OVERLAND PARK, Kan. (AP) – A twin-engine plane carrying five people crashed into a home in a Kansas City suburb Friday, hurling debris across the area, igniting fires and leaving a trail of destruction in the well-to-do neighborhood. Everyone on board was killed.

The plane, which went down shortly after takeoff, clipped a street lamp and several trees as it broke up, slamming into two vehicles and coming to rest at the foundation of a home. No one on the ground was hurt.

Aside from its small windows and some numerical markings, the Cessna 421C Golden Eagle III “was very hard to identify to be an airplane,” said Overland Park Fire Chief Dennis Meyers.

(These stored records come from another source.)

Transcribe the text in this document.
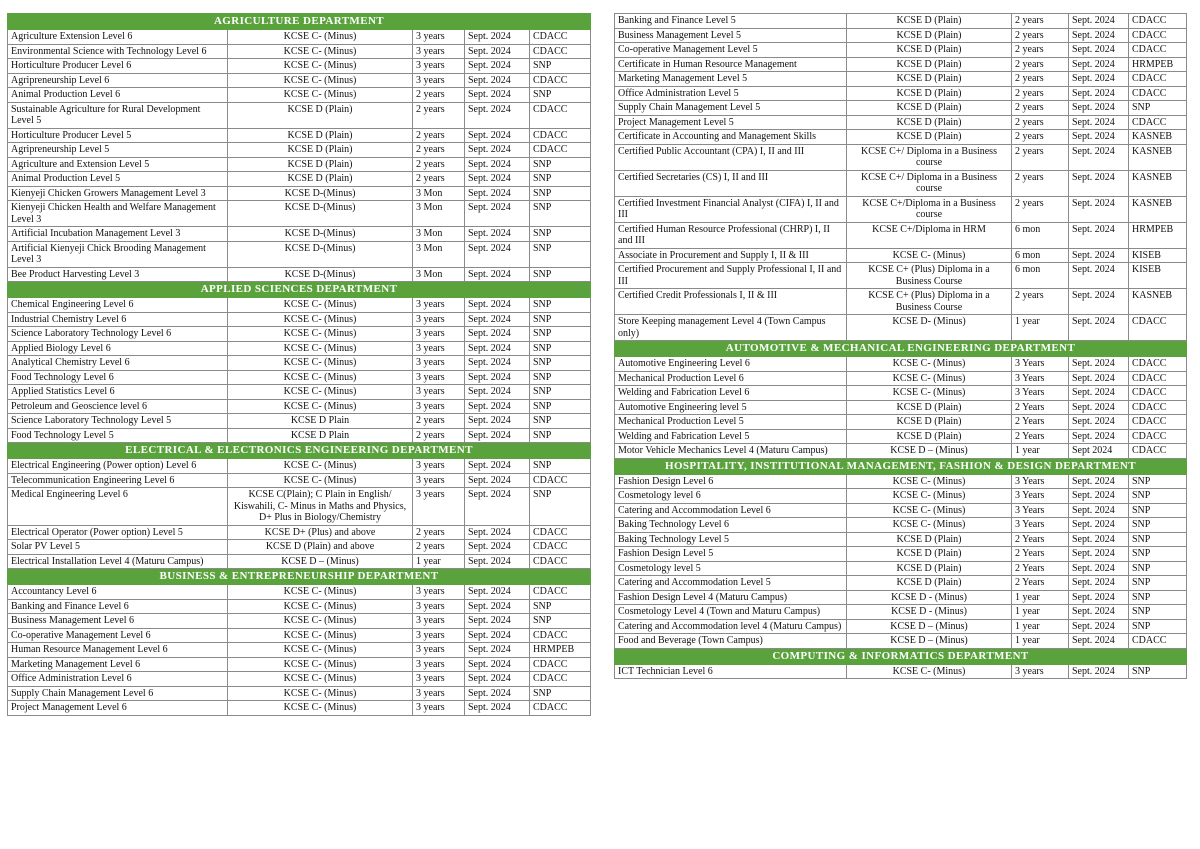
AGRICULTURE DEPARTMENT				
Agriculture Extension Level 6	KCSE C- (Minus)	3 years	Sept. 2024	CDACC
Environmental Science with Technology Level 6	KCSE C- (Minus)	3 years	Sept. 2024	CDACC
Horticulture Producer Level 6	KCSE C- (Minus)	3 years	Sept. 2024	SNP
Agripreneurship Level 6	KCSE C- (Minus)	3 years	Sept. 2024	CDACC
Animal Production Level 6	KCSE C- (Minus)	2 years	Sept. 2024	SNP
Sustainable Agriculture for Rural Development Level 5	KCSE D (Plain)	2 years	Sept. 2024	CDACC
Horticulture Producer Level 5	KCSE D (Plain)	2 years	Sept. 2024	CDACC
Agripreneurship Level 5	KCSE D (Plain)	2 years	Sept. 2024	CDACC
Agriculture and Extension Level 5	KCSE D (Plain)	2 years	Sept. 2024	SNP
Animal Production Level 5	KCSE D (Plain)	2 years	Sept. 2024	SNP
Kienyeji Chicken Growers Management Level 3	KCSE D-(Minus)	3 Mon	Sept. 2024	SNP
Kienyeji Chicken Health and Welfare Management Level 3	KCSE D-(Minus)	3 Mon	Sept. 2024	SNP
Artificial Incubation Management Level 3	KCSE D-(Minus)	3 Mon	Sept. 2024	SNP
Artificial Kienyeji Chick Brooding Management Level 3	KCSE D-(Minus)	3 Mon	Sept. 2024	SNP
Bee Product Harvesting Level 3	KCSE D-(Minus)	3 Mon	Sept. 2024	SNP
APPLIED SCIENCES DEPARTMENT				
Chemical Engineering Level 6	KCSE C- (Minus)	3 years	Sept. 2024	SNP
Industrial Chemistry Level 6	KCSE C- (Minus)	3 years	Sept. 2024	SNP
Science Laboratory Technology Level 6	KCSE C- (Minus)	3 years	Sept. 2024	SNP
Applied Biology Level 6	KCSE C- (Minus)	3 years	Sept. 2024	SNP
Analytical Chemistry Level 6	KCSE C- (Minus)	3 years	Sept. 2024	SNP
Food Technology Level 6	KCSE C- (Minus)	3 years	Sept. 2024	SNP
Applied Statistics Level 6	KCSE C- (Minus)	3 years	Sept. 2024	SNP
Petroleum and Geoscience level 6	KCSE C- (Minus)	3 years	Sept. 2024	SNP
Science Laboratory Technology Level 5	KCSE D Plain	2 years	Sept. 2024	SNP
Food Technology Level 5	KCSE D Plain	2 years	Sept. 2024	SNP
ELECTRICAL & ELECTRONICS ENGINEERING DEPARTMENT				
Electrical Engineering (Power option) Level 6	KCSE C- (Minus)	3 years	Sept. 2024	SNP
Telecommunication Engineering Level 6	KCSE C- (Minus)	3 years	Sept. 2024	CDACC
Medical Engineering Level 6	KCSE C(Plain); C Plain in English/ Kiswahili, C- Minus in Maths and Physics, D+ Plus in Biology/Chemistry	3 years	Sept. 2024	SNP
Electrical Operator (Power option) Level 5	KCSE D+ (Plus) and above	2 years	Sept. 2024	CDACC
Solar PV Level 5	KCSE D (Plain) and above	2 years	Sept. 2024	CDACC
Electrical Installation Level 4 (Maturu Campus)	KCSE D – (Minus)	1 year	Sept. 2024	CDACC
BUSINESS & ENTREPRENEURSHIP DEPARTMENT				
Accountancy Level 6	KCSE C- (Minus)	3 years	Sept. 2024	CDACC
Banking and Finance Level 6	KCSE C- (Minus)	3 years	Sept. 2024	SNP
Business Management Level 6	KCSE C- (Minus)	3 years	Sept. 2024	SNP
Co-operative Management Level 6	KCSE C- (Minus)	3 years	Sept. 2024	CDACC
Human Resource Management Level 6	KCSE C- (Minus)	3 years	Sept. 2024	HRMPEB
Marketing Management Level 6	KCSE C- (Minus)	3 years	Sept. 2024	CDACC
Office Administration Level 6	KCSE C- (Minus)	3 years	Sept. 2024	CDACC
Supply Chain Management Level 6	KCSE C- (Minus)	3 years	Sept. 2024	SNP
Project Management Level 6	KCSE C- (Minus)	3 years	Sept. 2024	CDACC
Banking and Finance Level 5	KCSE D (Plain)	2 years	Sept. 2024	CDACC
Business Management Level 5	KCSE D (Plain)	2 years	Sept. 2024	CDACC
Co-operative Management Level 5	KCSE D (Plain)	2 years	Sept. 2024	CDACC
Certificate in Human Resource Management	KCSE D (Plain)	2 years	Sept. 2024	HRMPEB
Marketing Management Level 5	KCSE D (Plain)	2 years	Sept. 2024	CDACC
Office Administration Level 5	KCSE D (Plain)	2 years	Sept. 2024	CDACC
Supply Chain Management Level 5	KCSE D (Plain)	2 years	Sept. 2024	SNP
Project Management Level 5	KCSE D (Plain)	2 years	Sept. 2024	CDACC
Certificate in Accounting and Management Skills	KCSE D (Plain)	2 years	Sept. 2024	KASNEB
Certified Public Accountant (CPA) I, II and III	KCSE C+/ Diploma in a Business course	2 years	Sept. 2024	KASNEB
Certified Secretaries (CS) I, II and III	KCSE C+/ Diploma in a Business course	2 years	Sept. 2024	KASNEB
Certified Investment Financial Analyst (CIFA) I, II and III	KCSE C+/Diploma in a Business course	2 years	Sept. 2024	KASNEB
Certified Human Resource Professional (CHRP) I, II and III	KCSE C+/Diploma in HRM	6 mon	Sept. 2024	HRMPEB
Associate in Procurement and Supply I, II & III	KCSE C- (Minus)	6 mon	Sept. 2024	KISEB
Certified Procurement and Supply Professional I, II and III	KCSE C+ (Plus) Diploma in a Business Course	6 mon	Sept. 2024	KISEB
Certified Credit Professionals I, II & III	KCSE C+ (Plus) Diploma in a Business Course	2 years	Sept. 2024	KASNEB
Store Keeping management Level 4 (Town Campus only)	KCSE D- (Minus)	1 year	Sept. 2024	CDACC
AUTOMOTIVE & MECHANICAL ENGINEERING DEPARTMENT				
Automotive Engineering Level 6	KCSE C- (Minus)	3 Years	Sept. 2024	CDACC
Mechanical Production Level 6	KCSE C- (Minus)	3 Years	Sept. 2024	CDACC
Welding and Fabrication Level 6	KCSE C- (Minus)	3 Years	Sept. 2024	CDACC
Automotive Engineering level 5	KCSE D (Plain)	2 Years	Sept. 2024	CDACC
Mechanical Production Level 5	KCSE D (Plain)	2 Years	Sept. 2024	CDACC
Welding and Fabrication Level 5	KCSE D (Plain)	2 Years	Sept. 2024	CDACC
Motor Vehicle Mechanics Level 4 (Maturu Campus)	KCSE D – (Minus)	1 year	Sept 2024	CDACC
HOSPITALITY, INSTITUTIONAL MANAGEMENT, FASHION & DESIGN DEPARTMENT				
Fashion Design Level 6	KCSE C- (Minus)	3 Years	Sept. 2024	SNP
Cosmetology level 6	KCSE C- (Minus)	3 Years	Sept. 2024	SNP
Catering and Accommodation Level 6	KCSE C- (Minus)	3 Years	Sept. 2024	SNP
Baking Technology Level 6	KCSE C- (Minus)	3 Years	Sept. 2024	SNP
Baking Technology Level 5	KCSE D (Plain)	2 Years	Sept. 2024	SNP
Fashion Design Level 5	KCSE D (Plain)	2 Years	Sept. 2024	SNP
Cosmetology level 5	KCSE D (Plain)	2 Years	Sept. 2024	SNP
Catering and Accommodation Level 5	KCSE D (Plain)	2 Years	Sept. 2024	SNP
Fashion Design Level 4 (Maturu Campus)	KCSE D - (Minus)	1 year	Sept. 2024	SNP
Cosmetology Level 4 (Town and Maturu Campus)	KCSE D - (Minus)	1 year	Sept. 2024	SNP
Catering and Accommodation level 4 (Maturu Campus)	KCSE D – (Minus)	1 year	Sept. 2024	SNP
Food and Beverage (Town Campus)	KCSE D – (Minus)	1 year	Sept. 2024	CDACC
COMPUTING & INFORMATICS DEPARTMENT				
ICT Technician Level 6	KCSE C- (Minus)	3 years	Sept. 2024	SNP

“It was totally destroyed,” Meyers said. “It was just all bits and pieces.”

The crash spread aviation fuel and wreckage across a several-block area. A truck and a sport utility vehicle hit by the downed plane were destroyed – the pickup flipped over and caught fire. The back porch of the home – owned by the Baltimore Orioles pitcher Jason Grimsley – was extensively damaged.

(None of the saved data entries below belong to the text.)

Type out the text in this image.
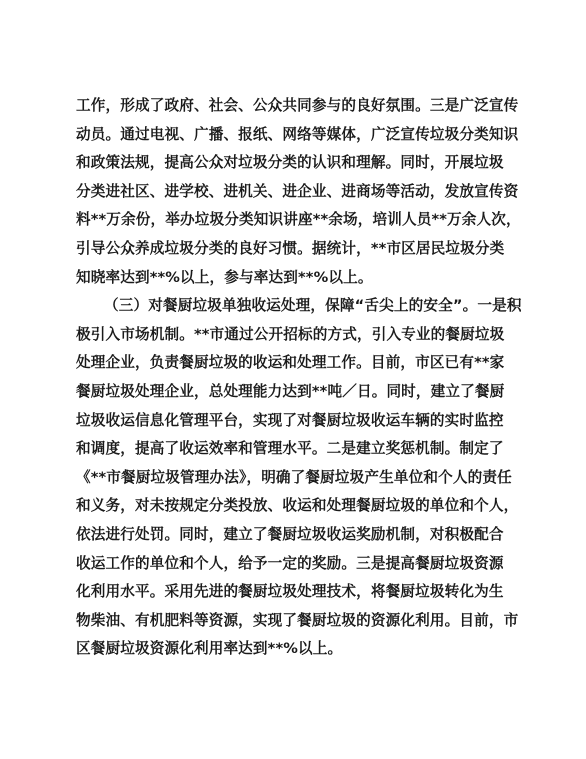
工作，形成了政府、社会、公众共同参与的良好氛围。三是广泛宣传
动员。通过电视、广播、报纸、网络等媒体，广泛宣传垃圾分类知识
和政策法规，提高公众对垃圾分类的认识和理解。同时，开展垃圾
分类进社区、进学校、进机关、进企业、进商场等活动，发放宣传资
料**万余份，举办垃圾分类知识讲座**余场，培训人员**万余人次，
引导公众养成垃圾分类的良好习惯。据统计，**市区居民垃圾分类
知晓率达到**%以上，参与率达到**%以上。
（三）对餐厨垃圾单独收运处理，保障“舌尖上的安全”。一是积
极引入市场机制。**市通过公开招标的方式，引入专业的餐厨垃圾
处理企业，负责餐厨垃圾的收运和处理工作。目前，市区已有**家
餐厨垃圾处理企业，总处理能力达到**吨／日。同时，建立了餐厨
垃圾收运信息化管理平台，实现了对餐厨垃圾收运车辆的实时监控
和调度，提高了收运效率和管理水平。二是建立奖惩机制。制定了
《**市餐厨垃圾管理办法》，明确了餐厨垃圾产生单位和个人的责任
和义务，对未按规定分类投放、收运和处理餐厨垃圾的单位和个人，
依法进行处罚。同时，建立了餐厨垃圾收运奖励机制，对积极配合
收运工作的单位和个人，给予一定的奖励。三是提高餐厨垃圾资源
化利用水平。采用先进的餐厨垃圾处理技术，将餐厨垃圾转化为生
物柴油、有机肥料等资源，实现了餐厨垃圾的资源化利用。目前，市
区餐厨垃圾资源化利用率达到**%以上。
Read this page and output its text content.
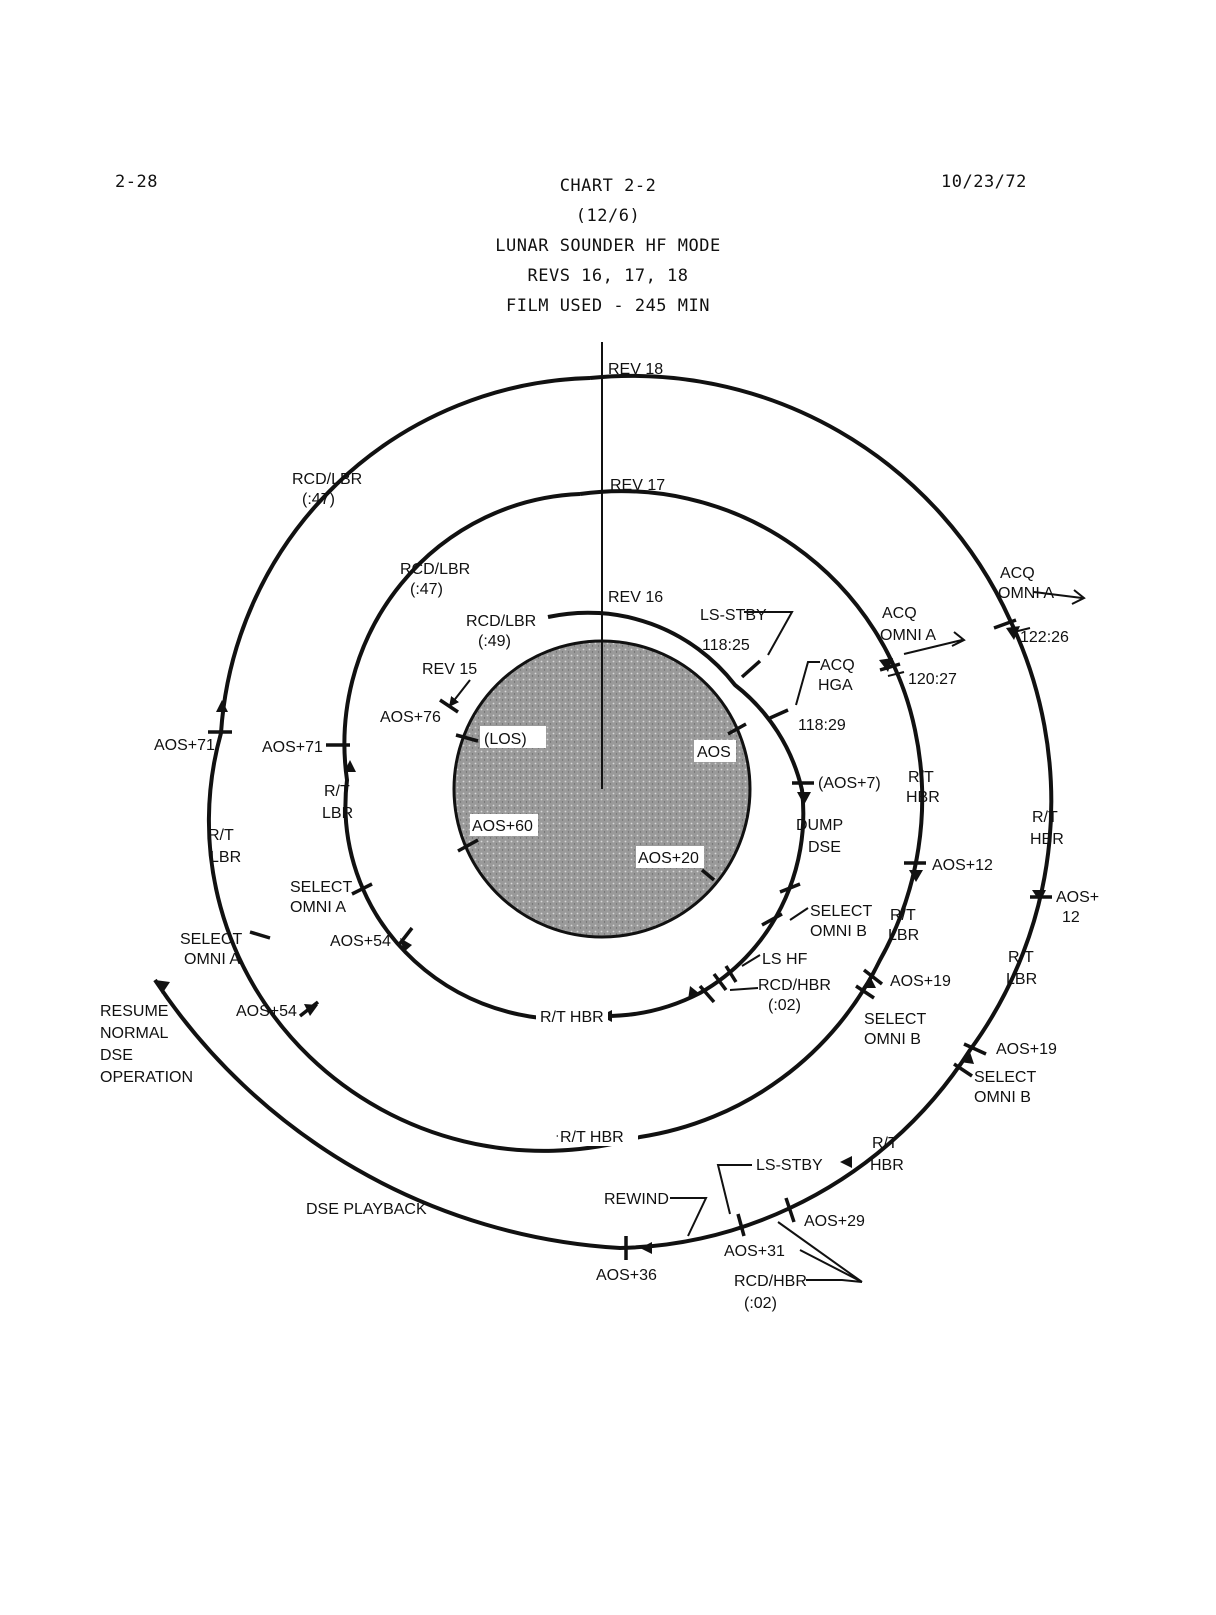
2-28	10/23/72
CHART 2-2
(12/6)
LUNAR SOUNDER HF MODE
REVS 16, 17, 18
FILM USED - 245 MIN
REV 18
REV 17
REV 16
REV 15
RCD/LBR
(:47)
RCD/LBR
(:47)
RCD/LBR
(:49)
AOS+76
(LOS)
AOS
AOS+60
AOS+20
LS-STBY
118:25
ACQ
HGA
118:29
(AOS+7)
DUMP
DSE
SELECT
OMNI B
LS HF
RCD/HBR
(:02)
R/T HBR
ACQ
OMNI A
120:27
R/T
HBR
AOS+12
R/T
LBR
AOS+19
SELECT
OMNI B
ACQ
OMNI A
122:26
R/T
HBR
AOS+
12
R/T
LBR
AOS+19
SELECT
OMNI B
AOS+71	AOS+71
R/T
LBR
R/T
LBR
SELECT
OMNI A
SELECT
OMNI A
AOS+54
AOS+54
R/T HBR	R/T
HBR
LS-STBY
REWIND
AOS+29
AOS+31
RCD/HBR
(:02)
AOS+36
DSE PLAYBACK
RESUME
NORMAL
DSE
OPERATION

The crash came after the plane left Johnson County Executive Airport. The airport’s control tower had handed the plane over to regional air traffic controllers, who never heard from the pilot, said Bob Perry, the county airport commission’s director of aviation.

“That’s when they knew there was something wrong,” Perry said.

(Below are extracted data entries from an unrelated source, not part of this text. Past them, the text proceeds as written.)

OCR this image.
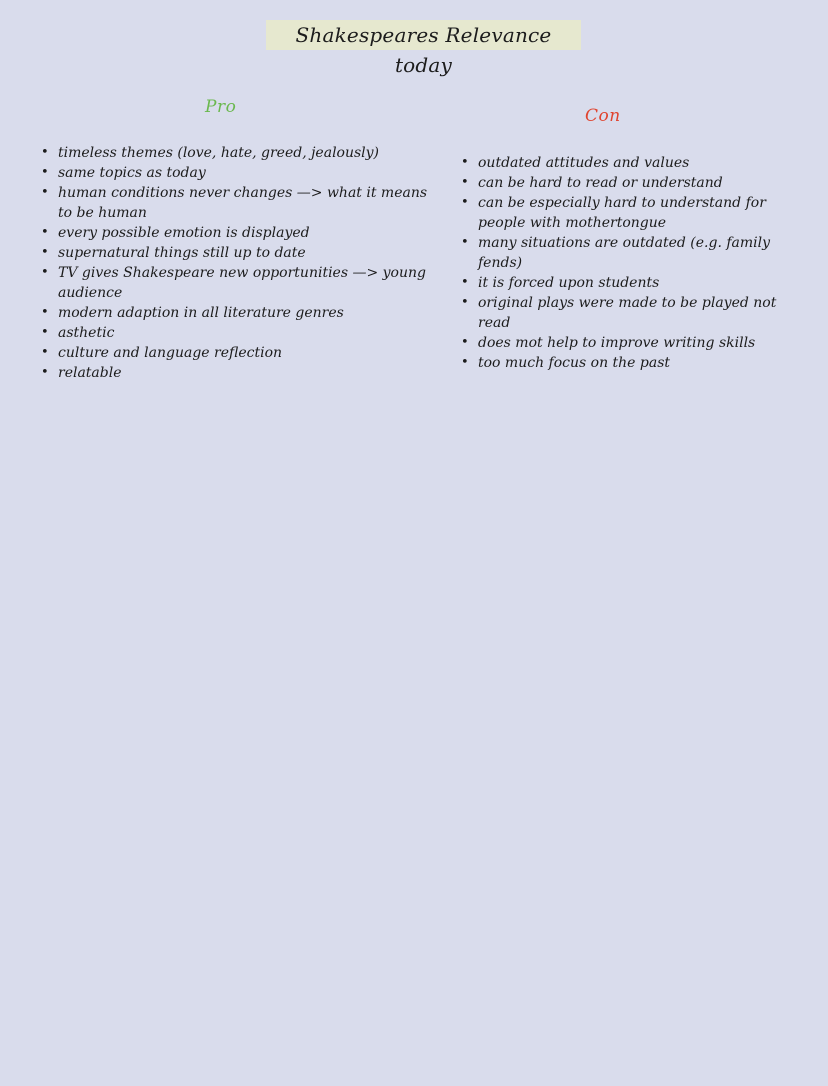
Shakespeares Relevance today
Pro	Con
• timeless themes (love, hate, greed, jealously)
• same topics as today
• human conditions never changes —> what it means to be human
• every possible emotion is displayed
• supernatural things still up to date
• TV gives Shakespeare new opportunities —> young audience
• modern adaption in all literature genres
• asthetic
• culture and language reflection
• relatable
• outdated attitudes and values
• can be hard to read or understand
• can be especially hard to understand for people with mothertongue
• many situations are outdated (e.g. family fends)
• it is forced upon students
• original plays were made to be played not read
• does mot help to improve writing skills
• too much focus on the past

Officials from the National Transportation Safety Board were en route to the scene Friday night to begin their investigation.

The city identified the victims as Armour D. Stephenson Jr., 49; and Shirley F. Stephenson, 46, both of Lee’s Summit; Lewis Bradley Smith, 73, of Kansas City, Mo.; the pilot James L. Kingston, 60; and Kevin W. Holzer, 50, both of Stilwell.